[Date Prev][Date Next] [Chronological] [Thread] [Top]

Re: After power reset, LMDB sub-DBs' key-pairs are missing



Hi Howard,

On Mon, Mar 14, 2016 at 6:10 PM, Howard Chu <hyc@symas.com> wrote:
> Sounds like ext4 or your SSD is messing with you. The only way you could
> wind up with your original state, 3 sub-DBs with 1 record each, based on the
> processing you described, is if the original DB pages representing that
> state were still recorded in the file. There's no way that those pages would
> not have already been reused by LMDB, after 2210167 transactions had been
> written to the DB. Much less the 4132159 transactions of your post-reboot
> file.
>
> So either the SSD has remapped pages out from under you, or the ext4 journal
> has decided to give you back an older version of the file. In either case I
> doubt that any of your real data is still accessible thru any standard
> filesystem APIs.

Thank you for the very quick response. LMDB has been rock solid in
this use for some time now, so I'd also be inclined to look to ext4
first, and will need to examine their laundry list of mount options
[1] again. This particular file system was mounted
'noatime,nodev,nosuid,noexec', which means it should default to
'data=ordered' for the journaling.

In case anyone on the list has informed views regarding ext4 mount
options to avoid or embrace when using LMDB, certainly would love to
hear them...

As for the present problem, from further analysis what I suspect to be
the reason those sub-DBs each contain their lone keys is that those
three keys (one in each sub-DB) are the defaults inserted when the
program initializes a new LMDB file to write to. Those three keys are
inserted if the database is believed to be empty, i.e., if it has zero
entries.

So possibly the post-reboot state of the DB file looked empty to LMDB,
either for the main DB or for the three sub-DBs, and the program then
proceeded to insert and commit those default keys.
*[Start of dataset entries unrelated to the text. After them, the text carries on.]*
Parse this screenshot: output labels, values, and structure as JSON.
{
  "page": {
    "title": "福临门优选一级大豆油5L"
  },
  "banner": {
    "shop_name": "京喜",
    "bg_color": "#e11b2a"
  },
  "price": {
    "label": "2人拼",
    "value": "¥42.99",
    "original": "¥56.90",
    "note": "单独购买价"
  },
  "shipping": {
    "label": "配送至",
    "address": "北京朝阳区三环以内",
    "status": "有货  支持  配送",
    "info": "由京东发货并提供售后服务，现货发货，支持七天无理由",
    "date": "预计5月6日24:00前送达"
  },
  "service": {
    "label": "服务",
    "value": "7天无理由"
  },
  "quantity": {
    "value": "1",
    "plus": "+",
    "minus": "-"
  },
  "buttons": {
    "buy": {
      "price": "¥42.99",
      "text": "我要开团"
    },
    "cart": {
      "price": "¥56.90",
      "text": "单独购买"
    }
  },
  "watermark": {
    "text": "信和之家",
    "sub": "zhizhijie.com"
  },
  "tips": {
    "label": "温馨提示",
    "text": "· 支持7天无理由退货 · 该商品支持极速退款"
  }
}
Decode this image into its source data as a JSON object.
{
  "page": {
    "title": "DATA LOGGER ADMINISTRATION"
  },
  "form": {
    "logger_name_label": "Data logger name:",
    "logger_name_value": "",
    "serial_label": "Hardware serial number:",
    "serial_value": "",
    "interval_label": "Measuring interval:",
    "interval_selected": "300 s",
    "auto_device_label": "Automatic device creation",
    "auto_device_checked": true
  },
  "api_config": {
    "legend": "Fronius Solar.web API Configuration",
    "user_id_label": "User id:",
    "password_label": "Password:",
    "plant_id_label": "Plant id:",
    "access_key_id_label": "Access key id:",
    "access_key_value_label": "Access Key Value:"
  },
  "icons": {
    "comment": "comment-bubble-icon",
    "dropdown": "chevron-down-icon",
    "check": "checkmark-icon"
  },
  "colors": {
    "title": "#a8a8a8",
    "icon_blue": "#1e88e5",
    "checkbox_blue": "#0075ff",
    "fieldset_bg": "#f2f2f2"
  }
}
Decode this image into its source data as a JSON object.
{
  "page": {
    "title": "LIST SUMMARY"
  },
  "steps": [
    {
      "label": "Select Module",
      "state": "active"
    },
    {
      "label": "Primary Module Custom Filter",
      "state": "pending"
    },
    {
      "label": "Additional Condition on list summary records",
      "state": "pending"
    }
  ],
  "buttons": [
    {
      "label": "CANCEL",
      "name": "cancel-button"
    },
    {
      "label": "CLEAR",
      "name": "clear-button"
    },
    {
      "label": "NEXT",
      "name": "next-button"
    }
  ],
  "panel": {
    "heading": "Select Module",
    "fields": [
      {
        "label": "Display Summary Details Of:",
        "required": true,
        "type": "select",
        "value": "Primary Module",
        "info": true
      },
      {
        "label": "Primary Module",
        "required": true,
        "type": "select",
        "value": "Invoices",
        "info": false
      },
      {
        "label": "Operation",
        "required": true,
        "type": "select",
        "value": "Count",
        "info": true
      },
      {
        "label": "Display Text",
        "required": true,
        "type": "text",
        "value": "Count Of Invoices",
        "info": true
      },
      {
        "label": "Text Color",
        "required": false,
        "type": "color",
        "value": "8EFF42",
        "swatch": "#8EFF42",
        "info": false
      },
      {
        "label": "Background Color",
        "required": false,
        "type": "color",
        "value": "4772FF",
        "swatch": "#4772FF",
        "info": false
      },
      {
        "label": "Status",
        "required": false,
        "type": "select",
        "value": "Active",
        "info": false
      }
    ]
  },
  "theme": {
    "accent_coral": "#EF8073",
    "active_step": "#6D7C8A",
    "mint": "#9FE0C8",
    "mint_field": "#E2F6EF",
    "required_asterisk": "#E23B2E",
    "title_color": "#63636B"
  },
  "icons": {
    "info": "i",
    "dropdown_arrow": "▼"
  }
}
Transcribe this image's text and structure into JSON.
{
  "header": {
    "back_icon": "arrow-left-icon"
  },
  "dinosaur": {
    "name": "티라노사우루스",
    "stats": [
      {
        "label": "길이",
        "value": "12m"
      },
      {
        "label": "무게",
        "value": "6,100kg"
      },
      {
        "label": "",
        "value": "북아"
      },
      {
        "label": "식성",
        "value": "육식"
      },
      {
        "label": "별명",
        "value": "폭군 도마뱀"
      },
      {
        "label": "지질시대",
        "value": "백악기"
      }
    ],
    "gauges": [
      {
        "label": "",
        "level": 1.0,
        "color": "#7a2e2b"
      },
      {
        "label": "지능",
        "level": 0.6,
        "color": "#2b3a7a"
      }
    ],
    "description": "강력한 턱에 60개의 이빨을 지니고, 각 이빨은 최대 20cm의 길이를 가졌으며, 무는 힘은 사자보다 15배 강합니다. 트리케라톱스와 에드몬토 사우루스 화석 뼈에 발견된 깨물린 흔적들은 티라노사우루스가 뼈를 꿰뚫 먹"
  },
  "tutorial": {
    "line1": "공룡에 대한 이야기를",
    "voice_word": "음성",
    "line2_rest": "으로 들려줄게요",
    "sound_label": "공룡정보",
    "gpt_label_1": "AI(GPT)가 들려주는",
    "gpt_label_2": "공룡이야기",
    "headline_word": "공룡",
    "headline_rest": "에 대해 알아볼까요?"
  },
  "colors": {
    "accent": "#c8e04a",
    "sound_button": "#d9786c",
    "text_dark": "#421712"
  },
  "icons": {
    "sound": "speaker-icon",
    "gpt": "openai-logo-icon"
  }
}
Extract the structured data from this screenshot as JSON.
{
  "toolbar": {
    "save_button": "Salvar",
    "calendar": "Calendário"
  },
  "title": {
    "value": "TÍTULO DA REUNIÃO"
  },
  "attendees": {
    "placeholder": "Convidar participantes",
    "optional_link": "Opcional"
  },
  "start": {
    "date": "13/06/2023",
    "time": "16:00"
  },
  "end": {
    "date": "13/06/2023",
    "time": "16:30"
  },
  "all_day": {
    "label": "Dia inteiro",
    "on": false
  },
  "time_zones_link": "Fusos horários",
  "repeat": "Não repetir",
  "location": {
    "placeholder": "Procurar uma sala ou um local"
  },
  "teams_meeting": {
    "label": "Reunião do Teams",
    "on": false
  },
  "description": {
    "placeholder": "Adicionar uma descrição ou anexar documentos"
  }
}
That's more
plausible than a resurrection of the exact initial state (from months
ago) where the original pages would indeed be long gone, as you noted.

I don't suppose there is much hope of finding the previous B+tree
root(s) in the .mdb file and attempting to recover data from any
still-reachable leaves?

> If this filesystem is only being used to store LMDB data, you should use
> ext2 (or some other non-journaling filesystem of your choice). If all your
> txns are being committed synchronously, you should consider using a raw
> block device instead of a filesystem. (Code for this is experimental and not
> yet released. It's slower than using a filesystem, when using asynch
> transactions, but several times faster than any other filesystem for synch
> transactions.)

Thanks for those tips, will evaluate LMDB on ext2. Would also be most
interested to help test the new code for LMDB on a raw block device.
Might that perhaps be available in some Git branch going forward?

[1] https://www.kernel.org/doc/Documentation/filesystems/ext4.txt

-- 
Arto Bendiken | @bendiken | http://ar.to